Groenenboom, M., Van Weert, J., & Van den Putte, B. (2009). Condom use in Tanzania and Zambia: A study on the predictive power of the Theory of Planned Behaviour on condom use intention. In L. Lagerwerf, H. Boer, & H. Wasserman (Eds.), Health communication in Southern Africa: Engaging with social and cultural diversity (chapter 1, pp. 13-33). Amsterdam: Savusa.
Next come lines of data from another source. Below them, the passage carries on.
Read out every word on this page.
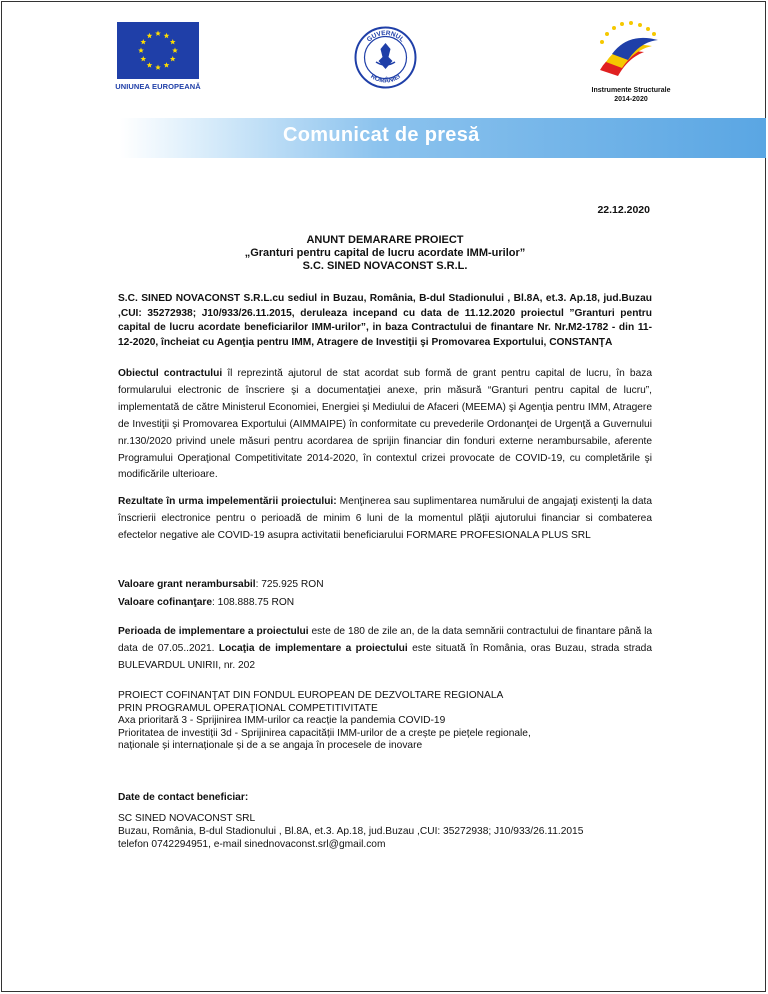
UNIUNEA EUROPEANĂ
GUVERNUL
ROMÂNIEI
Instrumente Structurale
2014-2020
Comunicat de presă
22.12.2020
ANUNT DEMARARE PROIECT
„Granturi pentru capital de lucru acordate IMM-urilor”
S.C. SINED NOVACONST S.R.L.
S.C. SINED NOVACONST S.R.L.cu sediul in Buzau, România, B-dul Stadionului , Bl.8A, et.3. Ap.18, jud.Buzau ,CUI: 35272938; J10/933/26.11.2015, deruleaza incepand cu data de 11.12.2020 proiectul ”Granturi pentru capital de lucru acordate beneficiarilor IMM-urilor”, in baza Contractului de finantare Nr. Nr.M2-1782 - din 11-12-2020, încheiat cu Agenţia pentru IMM, Atragere de Investiţii şi Promovarea Exportului, CONSTANŢA
Obiectul contractului îl reprezintă ajutorul de stat acordat sub formă de grant pentru capital de lucru, în baza formularului electronic de înscriere şi a documentaţiei anexe, prin măsură “Granturi pentru capital de lucru”, implementată de către Ministerul Economiei, Energiei şi Mediului de Afaceri (MEEMA) şi Agenţia pentru IMM, Atragere de Investiţii şi Promovarea Exportului (AIMMAIPE) în conformitate cu prevederile Ordonanţei de Urgenţă a Guvernului nr.130/2020 privind unele măsuri pentru acordarea de sprijin financiar din fonduri externe nerambursabile, aferente Programului Operaţional Competitivitate 2014-2020, în contextul crizei provocate de COVID-19, cu completările şi modificările ulterioare.
Rezultate în urma impelementării proiectului: Menţinerea sau suplimentarea numărului de angajaţi existenţi la data înscrierii electronice pentru o perioadă de minim 6 luni de la momentul plăţii ajutorului financiar si combaterea efectelor negative ale COVID-19 asupra activitatii beneficiarului FORMARE PROFESIONALA PLUS SRL
Valoare grant nerambursabil: 725.925 RON
Valoare cofinanţare: 108.888.75 RON
Perioada de implementare a proiectului este de 180 de zile an, de la data semnării contractului de finantare până la data de 07.05..2021. Locaţia de implementare a proiectului este situată în România, oras Buzau, strada strada BULEVARDUL UNIRII, nr. 202
PROIECT COFINANŢAT DIN FONDUL EUROPEAN DE DEZVOLTARE REGIONALA
PRIN PROGRAMUL OPERAŢIONAL COMPETITIVITATE
Axa prioritară 3 - Sprijinirea IMM-urilor ca reacție la pandemia COVID-19
Prioritatea de investiții 3d - Sprijinirea capacității IMM-urilor de a crește pe piețele regionale,
naționale și internaționale și de a se angaja în procesele de inovare
Date de contact beneficiar:
SC SINED NOVACONST SRL
Buzau, România, B-dul Stadionului , Bl.8A, et.3. Ap.18, jud.Buzau ,CUI: 35272938; J10/933/26.11.2015
telefon 0742294951, e-mail sinednovaconst.srl@gmail.com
Abstract: The aim of this study is to examine determinants of condom use intention of Tanzanian and Zambian high-school students. Additionally, we aim to investigate whether determinants differ among different target (sub)groups. Data were gathered in a sample of high school students from Arusha area, Tanzania (n=286), and Kabwe area, Zambia (n=272). The TPB determinants attitude towards condom use and subjective norm explain, respectively, 15.5% and 16.5% of the variance in condom use intention in Tanzania and Zambia, while self-efficacy is not significantly related to this intention in both countries. In most target (sub)groups from Tanzania and Zambia, the same TPB determinants predict condom use intention. Besides the TPB determinants, other variables were also significantly related to condom use intention, such as sexual experience and gender. These results vary over the (sub)groups. The findings of this study prove the utility and global applicability of the TPB on condom use intention in Tanzania and Zambia. Because most subgroups in both countries show the same TPB determinants of condom use intention, cost-effective overall HIV/AIDS prevention programs can be developed that can easily be adapted for different subgroups in different countries.